Interstate Power and Light (IPL), which is building the 650-MW Marshalltown Generating Station in Iowa, joined MidAmerican Energy last week in protesting the GIA that MISO filed for the combined cycle plant. The companies told FERC that MidAmerican would end up paying the majority of costs for the transmission upgrades in the agreement, while IPL would only pay the installed cost of capital of the shared network upgrades and not its full portion of the monthly facilities charges contained in MidAmerican’s facility service agreements with transmission owner ITC Midwest (EL16-1083).
The upgrades in the Marshalltown agreement were previously included in GIAs filed for two MidAmerican wind farms. ITC had elected to fund the upgrades itself and agreed with MidAmerican that if they became shared upgrades, ITC would determine each interconnection customer’s cost responsibility for them.
Instead, the companies said, MISO believes that Attachment FF of its Tariff requires IPL to make a one-time cost of capital payment to MidAmerican. The companies argued that Attachment FF only applies to when an interconnection customer, not the TO, is funding the upgrades.
“The MISO Tariff language is silent regarding the instant situation, where ITC Midwest as the transmission owner elected to self-fund the network upgrades,” IPL and MidAmerican said. “MISO has refused to recognize the difference between a situation where the first interconnection customer funded the shared network upgrades and the situation here where the transmission owner self-funded” them.
“The distinction is important because … MISO’s requirement that the second interconnection customer simply make a one-time payment for the cost of the shared network upgrades to the first interconnection customer results in unequal and inequitable treatment of the two interconnection customers for the same upgrades,” the companies said.

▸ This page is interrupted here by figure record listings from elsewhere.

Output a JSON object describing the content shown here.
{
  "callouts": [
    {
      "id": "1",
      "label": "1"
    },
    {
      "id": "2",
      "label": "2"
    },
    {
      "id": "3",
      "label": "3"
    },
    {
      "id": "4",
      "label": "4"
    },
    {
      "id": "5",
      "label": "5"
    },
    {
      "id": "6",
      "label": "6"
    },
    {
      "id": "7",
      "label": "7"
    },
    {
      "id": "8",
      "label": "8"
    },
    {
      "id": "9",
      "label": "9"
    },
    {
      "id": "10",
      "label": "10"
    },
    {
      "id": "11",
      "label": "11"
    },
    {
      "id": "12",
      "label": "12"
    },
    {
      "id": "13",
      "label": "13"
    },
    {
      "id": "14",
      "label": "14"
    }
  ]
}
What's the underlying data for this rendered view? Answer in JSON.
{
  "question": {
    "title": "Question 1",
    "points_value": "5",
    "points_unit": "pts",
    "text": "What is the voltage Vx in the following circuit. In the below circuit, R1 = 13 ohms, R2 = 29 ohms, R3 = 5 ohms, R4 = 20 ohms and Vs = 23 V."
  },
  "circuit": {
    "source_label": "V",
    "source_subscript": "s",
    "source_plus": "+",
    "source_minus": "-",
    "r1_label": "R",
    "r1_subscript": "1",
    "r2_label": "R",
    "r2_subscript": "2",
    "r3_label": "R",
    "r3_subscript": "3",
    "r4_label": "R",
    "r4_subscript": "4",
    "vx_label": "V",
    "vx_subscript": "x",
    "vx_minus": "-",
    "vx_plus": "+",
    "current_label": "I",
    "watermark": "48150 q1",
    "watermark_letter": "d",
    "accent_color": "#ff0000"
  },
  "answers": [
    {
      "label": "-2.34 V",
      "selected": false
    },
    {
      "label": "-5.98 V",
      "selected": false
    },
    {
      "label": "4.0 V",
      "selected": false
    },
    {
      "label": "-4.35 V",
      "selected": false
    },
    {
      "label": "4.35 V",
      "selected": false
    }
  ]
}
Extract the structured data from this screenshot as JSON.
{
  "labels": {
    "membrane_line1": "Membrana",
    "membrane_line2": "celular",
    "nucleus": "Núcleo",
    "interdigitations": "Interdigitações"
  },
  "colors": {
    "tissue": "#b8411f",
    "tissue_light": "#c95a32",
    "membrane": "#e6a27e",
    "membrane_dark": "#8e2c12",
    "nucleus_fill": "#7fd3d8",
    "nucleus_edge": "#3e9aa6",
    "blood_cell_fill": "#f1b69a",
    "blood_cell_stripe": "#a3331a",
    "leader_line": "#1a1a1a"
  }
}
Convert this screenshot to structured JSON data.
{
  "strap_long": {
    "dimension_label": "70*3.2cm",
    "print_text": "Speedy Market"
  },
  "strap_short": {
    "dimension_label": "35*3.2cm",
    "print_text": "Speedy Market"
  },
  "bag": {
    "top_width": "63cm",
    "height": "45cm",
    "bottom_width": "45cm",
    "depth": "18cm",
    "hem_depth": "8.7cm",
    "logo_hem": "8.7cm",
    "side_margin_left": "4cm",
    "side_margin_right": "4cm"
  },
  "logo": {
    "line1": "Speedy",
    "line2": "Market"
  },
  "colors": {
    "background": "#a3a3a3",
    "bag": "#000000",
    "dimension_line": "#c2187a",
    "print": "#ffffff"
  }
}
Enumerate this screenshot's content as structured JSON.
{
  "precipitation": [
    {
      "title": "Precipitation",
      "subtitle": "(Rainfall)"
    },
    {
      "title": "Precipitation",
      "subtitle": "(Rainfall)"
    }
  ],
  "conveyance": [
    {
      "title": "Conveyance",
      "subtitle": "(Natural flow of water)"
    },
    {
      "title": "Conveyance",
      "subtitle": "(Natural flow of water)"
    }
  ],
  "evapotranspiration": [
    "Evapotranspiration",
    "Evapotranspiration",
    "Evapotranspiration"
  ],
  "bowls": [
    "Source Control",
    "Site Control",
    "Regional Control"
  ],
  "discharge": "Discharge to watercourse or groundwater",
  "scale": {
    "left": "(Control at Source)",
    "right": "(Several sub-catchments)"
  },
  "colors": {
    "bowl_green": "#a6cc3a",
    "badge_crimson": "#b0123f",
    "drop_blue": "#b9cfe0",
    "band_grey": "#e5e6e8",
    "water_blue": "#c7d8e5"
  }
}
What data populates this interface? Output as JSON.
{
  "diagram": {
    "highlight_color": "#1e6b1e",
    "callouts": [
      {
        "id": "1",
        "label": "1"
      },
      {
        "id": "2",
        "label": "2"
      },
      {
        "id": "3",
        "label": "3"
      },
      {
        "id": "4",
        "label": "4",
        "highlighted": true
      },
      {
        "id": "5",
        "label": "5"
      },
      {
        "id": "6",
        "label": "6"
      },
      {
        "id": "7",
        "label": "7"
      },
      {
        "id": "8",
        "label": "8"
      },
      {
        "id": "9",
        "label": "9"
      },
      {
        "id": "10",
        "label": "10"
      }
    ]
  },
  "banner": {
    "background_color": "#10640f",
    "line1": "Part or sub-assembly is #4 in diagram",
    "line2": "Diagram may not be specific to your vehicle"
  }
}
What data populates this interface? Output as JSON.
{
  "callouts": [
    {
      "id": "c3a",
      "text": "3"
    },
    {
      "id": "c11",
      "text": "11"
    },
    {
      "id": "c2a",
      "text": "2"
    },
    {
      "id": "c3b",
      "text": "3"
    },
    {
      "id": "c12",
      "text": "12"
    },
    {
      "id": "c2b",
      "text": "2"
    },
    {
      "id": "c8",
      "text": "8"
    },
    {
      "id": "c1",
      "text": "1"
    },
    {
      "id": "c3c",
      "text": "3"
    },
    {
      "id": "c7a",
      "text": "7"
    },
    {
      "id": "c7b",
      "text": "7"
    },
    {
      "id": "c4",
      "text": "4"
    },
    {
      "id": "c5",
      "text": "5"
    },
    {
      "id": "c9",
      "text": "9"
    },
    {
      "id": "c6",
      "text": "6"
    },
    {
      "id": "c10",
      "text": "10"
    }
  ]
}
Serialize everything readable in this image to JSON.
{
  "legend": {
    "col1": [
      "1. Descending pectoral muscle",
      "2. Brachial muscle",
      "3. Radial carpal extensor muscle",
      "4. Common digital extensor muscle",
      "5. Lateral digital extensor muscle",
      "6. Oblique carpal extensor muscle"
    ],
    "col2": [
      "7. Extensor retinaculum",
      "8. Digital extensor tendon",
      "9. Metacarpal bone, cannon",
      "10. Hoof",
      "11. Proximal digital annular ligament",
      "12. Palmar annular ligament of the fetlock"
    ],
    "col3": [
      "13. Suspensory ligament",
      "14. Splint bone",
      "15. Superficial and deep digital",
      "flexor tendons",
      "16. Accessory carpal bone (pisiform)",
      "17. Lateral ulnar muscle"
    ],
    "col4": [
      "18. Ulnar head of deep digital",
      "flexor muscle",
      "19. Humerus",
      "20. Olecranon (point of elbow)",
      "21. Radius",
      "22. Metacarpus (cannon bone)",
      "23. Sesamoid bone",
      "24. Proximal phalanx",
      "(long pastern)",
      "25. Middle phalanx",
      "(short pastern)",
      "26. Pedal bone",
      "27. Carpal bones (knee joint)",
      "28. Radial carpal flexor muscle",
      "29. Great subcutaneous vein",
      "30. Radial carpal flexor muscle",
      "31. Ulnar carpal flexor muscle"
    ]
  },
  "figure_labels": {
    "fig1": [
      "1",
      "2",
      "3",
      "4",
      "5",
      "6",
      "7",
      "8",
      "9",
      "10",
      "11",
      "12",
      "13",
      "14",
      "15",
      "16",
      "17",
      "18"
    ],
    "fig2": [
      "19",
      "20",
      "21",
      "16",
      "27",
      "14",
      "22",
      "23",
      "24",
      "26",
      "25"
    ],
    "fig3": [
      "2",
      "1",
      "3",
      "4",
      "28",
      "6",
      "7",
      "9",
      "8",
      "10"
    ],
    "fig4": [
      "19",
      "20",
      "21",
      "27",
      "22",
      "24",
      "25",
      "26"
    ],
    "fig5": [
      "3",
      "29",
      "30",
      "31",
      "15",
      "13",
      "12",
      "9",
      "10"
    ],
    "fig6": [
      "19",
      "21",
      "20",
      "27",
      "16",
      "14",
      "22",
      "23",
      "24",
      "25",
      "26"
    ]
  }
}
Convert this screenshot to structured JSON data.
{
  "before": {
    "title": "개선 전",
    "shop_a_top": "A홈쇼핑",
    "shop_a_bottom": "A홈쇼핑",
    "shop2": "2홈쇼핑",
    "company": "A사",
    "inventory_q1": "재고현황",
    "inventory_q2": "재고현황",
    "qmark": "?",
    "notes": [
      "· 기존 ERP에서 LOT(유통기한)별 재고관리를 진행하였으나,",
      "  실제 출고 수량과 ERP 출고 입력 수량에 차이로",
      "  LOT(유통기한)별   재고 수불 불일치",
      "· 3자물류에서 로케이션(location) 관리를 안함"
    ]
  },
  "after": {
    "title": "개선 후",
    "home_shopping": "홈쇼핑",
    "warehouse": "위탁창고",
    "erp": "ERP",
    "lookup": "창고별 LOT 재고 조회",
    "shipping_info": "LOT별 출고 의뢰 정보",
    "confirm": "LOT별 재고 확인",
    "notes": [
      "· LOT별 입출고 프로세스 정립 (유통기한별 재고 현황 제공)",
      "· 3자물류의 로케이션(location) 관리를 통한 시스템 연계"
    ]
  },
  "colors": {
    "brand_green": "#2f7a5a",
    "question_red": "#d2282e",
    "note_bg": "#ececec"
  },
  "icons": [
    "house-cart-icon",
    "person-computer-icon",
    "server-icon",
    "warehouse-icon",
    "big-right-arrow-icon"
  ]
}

The companies said IPL should pay 32% of the costs for a $2 million transformer upgrade and 51.4% for a $3.72 million line rebuild. They asked FERC to order MISO to revise the Marshalltown GIA to reflect these cost allocations.
“Parties should be paying their fair share,” Cortlandt C. Choate Jr., senior attorney for IPL parent company Alliant Energy, said in an interview.
They also asked that MISO be required to revise its Tariff to clarify interconnection customers’ cost responsibilities for upgrades funded by the TO.